Of course, many people will buy the same service later, and for some the probability of doing so is quite high. But the individual mandate makes no distinctions on any such basis. It sweeps in nearly everyone. If the mere possibility that you might purchase a similar service somewhere else is enough to count as “activity” and therefore regulable under the Commerce Clause, then almost any regulatory mandate would be permissible.

On the first point, so what?  The fact that there are people at the margins who might make substantially different healthcare consumption decisions but for the individual mandate does not make a regulation directed at the mass of people who would not meaningfully less germane to interstate commerce.  Perfection of fit is not the Constitutional standard for exercise of the commerce power.

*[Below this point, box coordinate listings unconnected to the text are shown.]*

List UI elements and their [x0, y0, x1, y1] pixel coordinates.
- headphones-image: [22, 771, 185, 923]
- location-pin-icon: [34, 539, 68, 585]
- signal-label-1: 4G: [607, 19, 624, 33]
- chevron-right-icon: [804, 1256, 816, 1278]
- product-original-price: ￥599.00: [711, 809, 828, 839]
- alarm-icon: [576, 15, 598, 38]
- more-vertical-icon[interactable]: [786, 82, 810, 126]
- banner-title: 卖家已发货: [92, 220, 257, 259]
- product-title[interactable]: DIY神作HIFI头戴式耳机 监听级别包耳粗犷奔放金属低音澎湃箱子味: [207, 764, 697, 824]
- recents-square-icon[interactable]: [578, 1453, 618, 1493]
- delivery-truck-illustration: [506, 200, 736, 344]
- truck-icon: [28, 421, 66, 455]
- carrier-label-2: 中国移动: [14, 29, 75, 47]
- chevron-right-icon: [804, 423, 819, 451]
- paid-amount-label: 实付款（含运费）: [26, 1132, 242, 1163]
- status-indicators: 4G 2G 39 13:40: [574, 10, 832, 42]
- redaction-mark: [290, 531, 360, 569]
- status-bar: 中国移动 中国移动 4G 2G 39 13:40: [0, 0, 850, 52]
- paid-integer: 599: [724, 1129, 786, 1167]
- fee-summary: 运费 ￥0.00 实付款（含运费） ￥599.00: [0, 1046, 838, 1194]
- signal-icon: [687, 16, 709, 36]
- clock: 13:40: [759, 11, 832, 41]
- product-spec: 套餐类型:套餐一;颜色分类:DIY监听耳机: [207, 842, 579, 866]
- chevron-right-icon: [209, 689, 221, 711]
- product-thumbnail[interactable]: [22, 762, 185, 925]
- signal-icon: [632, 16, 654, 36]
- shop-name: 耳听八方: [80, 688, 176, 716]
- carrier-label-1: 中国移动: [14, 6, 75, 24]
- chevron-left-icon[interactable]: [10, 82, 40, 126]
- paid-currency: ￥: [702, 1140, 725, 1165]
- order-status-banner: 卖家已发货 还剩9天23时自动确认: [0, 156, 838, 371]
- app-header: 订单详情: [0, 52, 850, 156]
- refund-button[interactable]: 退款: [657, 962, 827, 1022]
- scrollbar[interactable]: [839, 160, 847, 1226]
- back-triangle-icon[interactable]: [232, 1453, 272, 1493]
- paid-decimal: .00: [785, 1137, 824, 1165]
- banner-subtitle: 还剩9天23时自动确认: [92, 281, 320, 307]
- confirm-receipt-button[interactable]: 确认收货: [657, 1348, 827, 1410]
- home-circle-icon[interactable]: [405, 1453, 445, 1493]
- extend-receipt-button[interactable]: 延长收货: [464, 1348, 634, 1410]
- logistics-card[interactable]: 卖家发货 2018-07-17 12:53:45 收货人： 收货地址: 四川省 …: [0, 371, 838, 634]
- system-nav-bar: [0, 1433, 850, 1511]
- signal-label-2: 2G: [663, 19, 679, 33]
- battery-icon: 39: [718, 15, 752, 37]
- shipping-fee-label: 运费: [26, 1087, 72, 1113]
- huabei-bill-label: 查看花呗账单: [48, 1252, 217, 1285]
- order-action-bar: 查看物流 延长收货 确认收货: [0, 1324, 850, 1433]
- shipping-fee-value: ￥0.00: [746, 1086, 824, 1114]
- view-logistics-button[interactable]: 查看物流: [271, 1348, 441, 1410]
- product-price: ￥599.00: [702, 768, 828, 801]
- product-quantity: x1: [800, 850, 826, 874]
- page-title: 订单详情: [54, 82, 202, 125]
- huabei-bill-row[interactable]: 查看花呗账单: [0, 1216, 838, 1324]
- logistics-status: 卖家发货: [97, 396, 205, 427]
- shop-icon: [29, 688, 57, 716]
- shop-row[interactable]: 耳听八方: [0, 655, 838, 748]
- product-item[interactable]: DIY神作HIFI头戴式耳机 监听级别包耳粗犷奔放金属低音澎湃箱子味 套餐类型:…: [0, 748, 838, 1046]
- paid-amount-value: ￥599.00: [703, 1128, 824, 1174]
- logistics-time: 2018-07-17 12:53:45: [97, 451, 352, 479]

On the second point, the slope is hardly as slippery as all that.  That most people, regardless of their insurance status, will seek, and at least to some extent receive, whatever services are necessary to preserve their lives and health in our society is hardly a “mere possibility” — it is a given.  There may be extreme exercises of the commerce power that should give rise to concern about the creeping insinuation of government into personal decisions that are only tangentially related to economic activity, but this is not one of them.  And today’s Supreme Court has shown little hesitation in striking down regulations that are only pretextually related to commerce.

The bottom line: Score one for sanity.  But there will be plenty of opportunities yet for hysteria to prevail.